Implement version control for all notebooks by connecting to Git repositories. This enables collaboration, provides change history, and serves as backup. Store data in cloud storage services (S3, Cloud Storage, Blob Storage) rather than on notebook instances themselves, which are ephemeral and may be terminated.

Monitor resource utilization to right-size your instances. Many users over-provision resources, paying for capacity they don’t need. Start with smaller instance types and scale up only when performance bottlenecks emerge.
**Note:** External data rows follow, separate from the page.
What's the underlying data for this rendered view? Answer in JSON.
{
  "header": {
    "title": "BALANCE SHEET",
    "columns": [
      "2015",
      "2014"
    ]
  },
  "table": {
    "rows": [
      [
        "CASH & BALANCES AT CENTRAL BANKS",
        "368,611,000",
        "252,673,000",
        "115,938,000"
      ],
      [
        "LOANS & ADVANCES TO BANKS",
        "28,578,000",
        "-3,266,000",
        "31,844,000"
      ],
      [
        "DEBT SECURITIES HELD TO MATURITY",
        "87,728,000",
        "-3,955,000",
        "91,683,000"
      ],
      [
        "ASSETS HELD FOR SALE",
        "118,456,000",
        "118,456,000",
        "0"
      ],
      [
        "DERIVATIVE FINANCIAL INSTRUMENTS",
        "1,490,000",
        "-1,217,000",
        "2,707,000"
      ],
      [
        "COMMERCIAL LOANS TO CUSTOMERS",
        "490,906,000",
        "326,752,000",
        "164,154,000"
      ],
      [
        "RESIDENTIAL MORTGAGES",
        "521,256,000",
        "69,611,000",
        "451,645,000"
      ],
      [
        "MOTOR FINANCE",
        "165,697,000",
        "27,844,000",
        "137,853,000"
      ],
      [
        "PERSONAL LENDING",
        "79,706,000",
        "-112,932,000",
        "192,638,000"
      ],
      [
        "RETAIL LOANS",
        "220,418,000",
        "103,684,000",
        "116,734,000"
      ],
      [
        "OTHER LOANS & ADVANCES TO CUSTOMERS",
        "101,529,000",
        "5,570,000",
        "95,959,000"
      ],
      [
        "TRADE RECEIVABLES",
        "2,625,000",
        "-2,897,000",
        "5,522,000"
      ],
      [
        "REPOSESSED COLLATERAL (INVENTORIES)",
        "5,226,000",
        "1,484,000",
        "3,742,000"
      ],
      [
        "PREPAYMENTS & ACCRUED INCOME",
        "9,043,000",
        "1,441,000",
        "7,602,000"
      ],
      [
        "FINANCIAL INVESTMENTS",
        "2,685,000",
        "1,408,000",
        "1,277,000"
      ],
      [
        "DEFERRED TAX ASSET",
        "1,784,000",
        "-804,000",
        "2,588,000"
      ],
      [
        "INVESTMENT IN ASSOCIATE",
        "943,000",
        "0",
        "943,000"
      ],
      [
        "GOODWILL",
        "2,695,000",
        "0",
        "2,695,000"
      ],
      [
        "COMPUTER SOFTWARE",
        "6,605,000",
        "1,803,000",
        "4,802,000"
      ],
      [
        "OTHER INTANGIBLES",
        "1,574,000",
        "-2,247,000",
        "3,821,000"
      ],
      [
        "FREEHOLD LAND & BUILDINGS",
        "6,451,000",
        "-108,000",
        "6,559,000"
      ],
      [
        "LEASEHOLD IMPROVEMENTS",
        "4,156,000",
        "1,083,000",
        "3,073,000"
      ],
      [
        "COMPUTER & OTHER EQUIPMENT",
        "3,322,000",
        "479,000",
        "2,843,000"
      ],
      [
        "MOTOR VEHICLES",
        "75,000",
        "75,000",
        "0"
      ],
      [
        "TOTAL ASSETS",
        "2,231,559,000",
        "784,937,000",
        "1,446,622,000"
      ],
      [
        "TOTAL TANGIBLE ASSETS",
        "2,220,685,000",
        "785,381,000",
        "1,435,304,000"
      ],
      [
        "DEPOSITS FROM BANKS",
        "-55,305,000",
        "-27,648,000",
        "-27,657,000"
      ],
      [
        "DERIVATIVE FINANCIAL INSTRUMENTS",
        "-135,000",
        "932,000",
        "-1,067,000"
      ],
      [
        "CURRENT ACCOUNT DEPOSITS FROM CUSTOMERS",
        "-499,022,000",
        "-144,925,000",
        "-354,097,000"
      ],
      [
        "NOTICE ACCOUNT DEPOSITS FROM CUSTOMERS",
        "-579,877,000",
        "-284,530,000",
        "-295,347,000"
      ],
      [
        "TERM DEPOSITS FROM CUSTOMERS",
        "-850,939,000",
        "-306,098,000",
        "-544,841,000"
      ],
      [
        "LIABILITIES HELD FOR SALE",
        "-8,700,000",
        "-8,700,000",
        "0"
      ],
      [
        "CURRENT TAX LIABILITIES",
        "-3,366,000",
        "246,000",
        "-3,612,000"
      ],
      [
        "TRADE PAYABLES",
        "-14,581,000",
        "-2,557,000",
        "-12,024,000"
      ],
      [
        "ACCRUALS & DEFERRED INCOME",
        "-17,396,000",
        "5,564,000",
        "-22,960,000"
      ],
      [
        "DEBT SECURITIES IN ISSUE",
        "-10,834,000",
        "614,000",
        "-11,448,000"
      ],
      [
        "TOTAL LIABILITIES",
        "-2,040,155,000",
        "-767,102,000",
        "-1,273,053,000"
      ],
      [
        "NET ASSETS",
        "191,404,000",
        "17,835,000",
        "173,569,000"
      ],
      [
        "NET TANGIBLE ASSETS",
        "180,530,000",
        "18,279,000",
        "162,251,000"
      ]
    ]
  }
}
Use GPU instances only for computations that genuinely benefit from GPU acceleration—data preprocessing and exploratory analysis typically don’t require GPUs.

Conclusion

Running Jupyter Notebooks on cloud platforms transforms how data scientists work, providing scalable compute resources, enhanced collaboration, and integration with enterprise data infrastructure. AWS SageMaker, Google Cloud’s Vertex AI Workbench, and Azure Machine Learning each offer robust, managed Jupyter environments with unique strengths suited to different organizational needs and existing cloud commitments.

The choice between providers often depends on your existing cloud infrastructure, specific feature requirements, and team expertise. Regardless of which platform you select, the cloud-based Jupyter approach enables faster experimentation, easier collaboration, and more flexible resource management than local development environments can provide.